Jangkauan Jakarta Utara – Badan Penanggulangan Bencana Daerah (BPBD) DKI Jakarta kembali menggelar Operasi Modifikasi Cuaca (OMC) sebagai langkah antisipasi menghadapi potensi cuaca ekstrem yang berisiko memicu banjir dan genangan di wilayah Ibu Kota. Operasi ini dilakukan menyusul prakiraan cuaca yang menunjukkan potensi peningkatan curah hujan dalam beberapa waktu ke depan.
Langkah tersebut menjadi bagian dari upaya mitigasi bencana yang dilakukan secara preventif untuk mengurangi dampak hujan lebat terhadap aktivitas dan keselamatan warga Jakarta.
Upaya Preventif Hadapi Potensi Banjir
BPBD DKI Jakarta menegaskan bahwa pelaksanaan Operasi Modifikasi Cuaca bertujuan untuk mengendalikan intensitas curah hujan, terutama di wilayah hulu dan sekitar Jakarta. Dengan pengaturan pola hujan, diharapkan curah hujan yang berpotensi tinggi dapat dikurangi atau dialihkan sehingga risiko banjir dapat ditekan.
OMC dinilai sebagai salah satu langkah strategis yang kerap dilakukan pemerintah daerah saat menghadapi kondisi cuaca ekstrem.

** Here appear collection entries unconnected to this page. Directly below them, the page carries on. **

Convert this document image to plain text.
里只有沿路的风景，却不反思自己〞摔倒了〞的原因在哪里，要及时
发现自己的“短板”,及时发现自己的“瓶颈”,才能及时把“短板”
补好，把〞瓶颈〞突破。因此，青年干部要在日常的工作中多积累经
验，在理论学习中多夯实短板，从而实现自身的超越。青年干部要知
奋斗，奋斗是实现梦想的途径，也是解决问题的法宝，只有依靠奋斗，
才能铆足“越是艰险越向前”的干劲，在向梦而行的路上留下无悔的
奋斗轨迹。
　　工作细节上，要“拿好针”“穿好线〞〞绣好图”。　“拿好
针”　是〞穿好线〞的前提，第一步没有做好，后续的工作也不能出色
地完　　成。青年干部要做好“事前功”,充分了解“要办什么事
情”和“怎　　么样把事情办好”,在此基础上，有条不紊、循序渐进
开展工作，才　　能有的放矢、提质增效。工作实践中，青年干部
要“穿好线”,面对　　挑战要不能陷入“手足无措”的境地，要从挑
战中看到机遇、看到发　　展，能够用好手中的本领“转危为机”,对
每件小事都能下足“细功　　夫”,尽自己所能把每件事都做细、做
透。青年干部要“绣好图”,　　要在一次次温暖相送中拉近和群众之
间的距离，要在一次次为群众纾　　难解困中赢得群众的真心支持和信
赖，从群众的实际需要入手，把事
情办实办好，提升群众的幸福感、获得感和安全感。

Kolaborasi dengan BMKG dan Instansi Terkait
Dalam pelaksanaannya, BPBD DKI Jakarta berkolaborasi dengan Badan Meteorologi, Klimatologi, dan Geofisika (BMKG) serta instansi terkait lainnya. Kolaborasi ini dilakukan untuk memastikan pelaksanaan OMC berbasis pada data dan analisis cuaca yang akurat.
BMKG memberikan dukungan berupa informasi prakiraan cuaca dan pemantauan awan hujan sebagai dasar pelaksanaan operasi di lapangan.

Baca juga: Ketua DPRD DKI Minta Solusi Bersama Soal Polemik Pengoperasian RDF Plant Rorotan
Fokus Wilayah Operasi
Operasi Modifikasi Cuaca difokuskan pada wilayah yang berpotensi menjadi sumber pembentukan awan hujan yang berdampak langsung ke Jakarta. Dengan metode penyemaian awan, diharapkan hujan dapat turun lebih awal atau terdistribusi secara merata sebelum mencapai wilayah padat penduduk.
BPBD menegaskan bahwa seluruh tahapan OMC dilakukan sesuai prosedur dan standar keselamatan yang berlaku.
Antisipasi Dampak Perubahan Iklim
Cuaca ekstrem yang semakin sering terjadi disebut sebagai dampak dari perubahan iklim global. Kondisi ini menuntut pemerintah daerah untuk mengambil langkah-langkah adaptif dan inovatif dalam mitigasi bencana.
BPBD DKI menilai Operasi Modifikasi Cuaca sebagai salah satu bentuk adaptasi terhadap dinamika cuaca yang tidak menentu, sekaligus upaya melindungi masyarakat dari risiko bencana hidrometeorologi.
Imbauan Kewaspadaan kepada Masyarakat
Selain melaksanakan OMC, BPBD DKI Jakarta juga mengimbau masyarakat untuk tetap waspada terhadap potensi cuaca ekstrem. Warga diminta memperhatikan informasi cuaca resmi, menjaga kebersihan saluran air, serta mengantisipasi kemungkinan genangan di lingkungan masing-masing.
Masyarakat juga diharapkan segera melaporkan kondisi darurat kepada petugas jika terjadi genangan atau kejadian yang berpotensi membahayakan.
OMC Sebagai Bagian Strategi Penanggulangan Bencana
BPBD menegaskan bahwa Operasi Modifikasi Cuaca bukan satu-satunya solusi dalam penanggulangan banjir. OMC menjadi bagian dari strategi terpadu yang mencakup normalisasi saluran air, penguatan sistem drainase, kesiapsiagaan petugas, serta partisipasi aktif masyarakat.
Dengan pendekatan terpadu tersebut, diharapkan risiko bencana akibat cuaca ekstrem dapat diminimalkan.
Harapan Dampak Positif bagi Jakarta
Melalui pelaksanaan Operasi Modifikasi Cuaca, BPBD DKI Jakarta berharap dampak cuaca ekstrem dapat ditekan sehingga aktivitas masyarakat tetap berjalan normal. Pemerintah daerah berkomitmen untuk terus meningkatkan upaya mitigasi dan kesiapsiagaan demi melindungi warga Ibu Kota.
Langkah antisipatif ini diharapkan mampu memberikan rasa aman sekaligus memperkuat ketahanan Jakarta dalam menghadapi tantangan cuaca ekstrem ke depan.